Sobre o existencialismo presente em A Vida é uma Granada, Felipe Kautz acredita que foi resultado de uma mescla entre os questionamentos que vieram das incertezas do período de pandemia e da facilidade da banda em falar sobre a vida, que “já vem dos dois primeiros discos”.
Enquanto isso, Fischmann reflete: “Gostamos de pensar o mundo, o nosso tempo, onde estamos e quem somos, e penso que acabamos caindo no rótulo de existencialismo, mas é mais que isso. Penso que temos um olhar profundo sobre a realidade, o mundo e as pessoas, e acho que é muito mais que o existencialismo de fato.

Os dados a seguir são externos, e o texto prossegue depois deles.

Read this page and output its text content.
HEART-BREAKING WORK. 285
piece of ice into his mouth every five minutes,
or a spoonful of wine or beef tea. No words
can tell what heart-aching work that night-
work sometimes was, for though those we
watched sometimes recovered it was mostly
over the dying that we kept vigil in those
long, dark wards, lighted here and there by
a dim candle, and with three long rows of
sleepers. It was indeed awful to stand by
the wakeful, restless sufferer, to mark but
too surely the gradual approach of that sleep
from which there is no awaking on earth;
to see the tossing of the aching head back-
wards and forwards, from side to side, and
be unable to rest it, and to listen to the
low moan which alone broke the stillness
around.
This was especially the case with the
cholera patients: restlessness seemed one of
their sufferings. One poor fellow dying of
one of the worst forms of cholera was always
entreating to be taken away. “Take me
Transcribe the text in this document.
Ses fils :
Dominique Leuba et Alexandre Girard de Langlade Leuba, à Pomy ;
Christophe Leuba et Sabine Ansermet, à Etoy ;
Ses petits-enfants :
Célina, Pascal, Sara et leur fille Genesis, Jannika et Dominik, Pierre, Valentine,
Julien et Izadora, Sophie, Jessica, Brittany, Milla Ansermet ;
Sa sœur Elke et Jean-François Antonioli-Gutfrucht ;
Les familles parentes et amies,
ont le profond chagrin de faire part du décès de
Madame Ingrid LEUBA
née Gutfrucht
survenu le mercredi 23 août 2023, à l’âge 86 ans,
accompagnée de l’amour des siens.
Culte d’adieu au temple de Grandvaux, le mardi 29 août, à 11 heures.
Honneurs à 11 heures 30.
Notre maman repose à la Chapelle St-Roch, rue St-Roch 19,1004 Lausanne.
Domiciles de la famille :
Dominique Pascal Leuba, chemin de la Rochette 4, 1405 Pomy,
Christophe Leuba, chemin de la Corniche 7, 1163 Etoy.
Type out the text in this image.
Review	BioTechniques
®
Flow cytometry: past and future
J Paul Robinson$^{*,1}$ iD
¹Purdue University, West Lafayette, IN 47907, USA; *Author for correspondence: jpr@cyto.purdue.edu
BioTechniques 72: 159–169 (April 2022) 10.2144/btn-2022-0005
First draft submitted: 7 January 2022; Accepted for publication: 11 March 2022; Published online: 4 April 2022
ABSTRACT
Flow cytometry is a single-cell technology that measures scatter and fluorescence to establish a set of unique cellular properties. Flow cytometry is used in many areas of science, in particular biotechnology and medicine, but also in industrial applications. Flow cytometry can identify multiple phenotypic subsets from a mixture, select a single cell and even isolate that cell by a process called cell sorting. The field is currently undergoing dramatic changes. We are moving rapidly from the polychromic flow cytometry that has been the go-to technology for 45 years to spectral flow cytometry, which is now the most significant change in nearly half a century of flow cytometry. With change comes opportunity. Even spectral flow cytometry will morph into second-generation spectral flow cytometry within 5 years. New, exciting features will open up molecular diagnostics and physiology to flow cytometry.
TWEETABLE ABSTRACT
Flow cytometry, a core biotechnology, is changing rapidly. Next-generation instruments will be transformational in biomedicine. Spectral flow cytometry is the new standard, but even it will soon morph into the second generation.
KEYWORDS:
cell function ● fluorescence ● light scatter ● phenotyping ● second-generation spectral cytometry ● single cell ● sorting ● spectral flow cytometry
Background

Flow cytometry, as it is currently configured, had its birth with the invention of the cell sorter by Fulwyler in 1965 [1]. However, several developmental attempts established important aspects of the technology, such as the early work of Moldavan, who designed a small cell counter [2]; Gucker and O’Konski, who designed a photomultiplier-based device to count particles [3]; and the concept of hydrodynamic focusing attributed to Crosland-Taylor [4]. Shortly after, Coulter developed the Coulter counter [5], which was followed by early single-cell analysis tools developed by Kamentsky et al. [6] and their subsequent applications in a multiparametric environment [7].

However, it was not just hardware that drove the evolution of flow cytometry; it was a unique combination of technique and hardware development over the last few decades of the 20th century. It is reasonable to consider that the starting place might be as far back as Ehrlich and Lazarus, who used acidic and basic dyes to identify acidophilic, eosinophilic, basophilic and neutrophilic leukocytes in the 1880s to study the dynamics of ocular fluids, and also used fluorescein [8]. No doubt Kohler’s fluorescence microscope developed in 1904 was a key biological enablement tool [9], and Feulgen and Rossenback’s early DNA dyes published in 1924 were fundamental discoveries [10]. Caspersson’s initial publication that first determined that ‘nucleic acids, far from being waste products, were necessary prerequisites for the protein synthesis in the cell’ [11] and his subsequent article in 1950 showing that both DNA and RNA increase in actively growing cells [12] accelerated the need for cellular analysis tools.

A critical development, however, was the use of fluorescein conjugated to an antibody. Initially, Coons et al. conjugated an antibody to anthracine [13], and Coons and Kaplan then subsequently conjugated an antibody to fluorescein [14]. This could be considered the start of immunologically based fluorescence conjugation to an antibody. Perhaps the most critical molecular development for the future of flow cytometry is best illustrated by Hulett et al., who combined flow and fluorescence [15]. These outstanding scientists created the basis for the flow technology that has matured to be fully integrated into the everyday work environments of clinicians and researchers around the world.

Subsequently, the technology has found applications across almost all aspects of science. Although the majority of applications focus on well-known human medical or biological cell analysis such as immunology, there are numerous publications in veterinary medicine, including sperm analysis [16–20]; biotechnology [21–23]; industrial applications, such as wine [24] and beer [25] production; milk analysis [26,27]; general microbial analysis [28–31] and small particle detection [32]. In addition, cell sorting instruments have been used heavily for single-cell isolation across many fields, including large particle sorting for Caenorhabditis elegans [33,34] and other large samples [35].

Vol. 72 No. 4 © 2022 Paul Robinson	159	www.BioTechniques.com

É entender quão complexas são as coisas sem necessariamente se propor a ser complexo, mas dando o devido respeito à complexidade que é o mundo que vivemos”.
A Vida é Uma Granada, faixa-título, responsável por abrir o disco, e título escolhido para o novo trabalho, é um exemplo desse “pensar o mundo” que Fischmann comenta. Composição do músico, a canção nasceu no prisma da pandemia e representa a ideia de que não existe um controle sobre a vida. “No início, não queríamos deixar esse título, porque não queríamos que o peso destrutivo da palavra granada tomasse conta do conceito do disco, e ele não é destrutivo, ele não tem agressividade. Aqui, a granada é como um fator de surpresa”, explica.
Felipe Kautz também pontua sobre o título: “É sobre essa imprevisibilidade, essa coisa de tudo poder mudar a qualquer hora. Existem questões infinitamente maiores do que a nossa vontade, nossa trajetória pessoal e nossos traumas, e a vida não está nem aí pra isso. Uma granada é assim também, uma vez que ao tirar o pino dela, ela explode onde ela estiver. […] E a granada se mostrou como uma figura de linguagem dentro do contexto todo que a gente viveu nos últimos anos”.
Novo nome, novo disco, nova era
Entre as novidades para 2023, a banda também anunciou que seu nome, agora, passa a ser apenas DINGO em vez do então conhecido “Dingo Bells”. Kautz explica que o grupo sentiu a necessidade de se reinventar – e nada como o lançamento do disco para marcar essa mudança de ‘identidade’.
“A primeira vez que tocamos em cima de um palco anunciado como Dingo Bells foi em 2003, isso faz dezenove anos, ainda estávamos na escola. Desde lá, muita coisa mudou, um integrante da banda saiu. Aí começamos a lançar coisas e compor mais, a gente lançou o primeiro disco, Fabrício entrou… As coisas foram indo, passamos por todo esse processo de pandemia e disco. E sentimos vontade de dar essa renovada para o próximo movimento, porque o nome já estava defasado com relação ao que a gente queria. É um nome que acaba permitindo associações que já não fazem sentido para nós. E DINGO é um nome que muita gente já se referia a nós. A ideia foi bem aceita e era um momento bom para fazer isso”, conta.
Rodrigo Fischmann acrescenta: “Estamos em um momento de vida muito diferente, talvez um dos mais diferentes que já vivemos. Cada um de nós tem coisas consolidadas na vida; temos projetos, famílias, lugares, e estamos escolhendo mais do que nunca trazer a banda para um lugar que faz bem para todos e com esse espírito de aproveitar ao máximo o que tem nesse projeto”.
Para marcar simbolicamente a nova fase e lançar A Vida é uma Granada ao vivo, DINGO se apresenta em São Paulo, no Cine Joia, em 25 de novembro, e em Porto Alegre, no Opinião, dia 26 de novembro.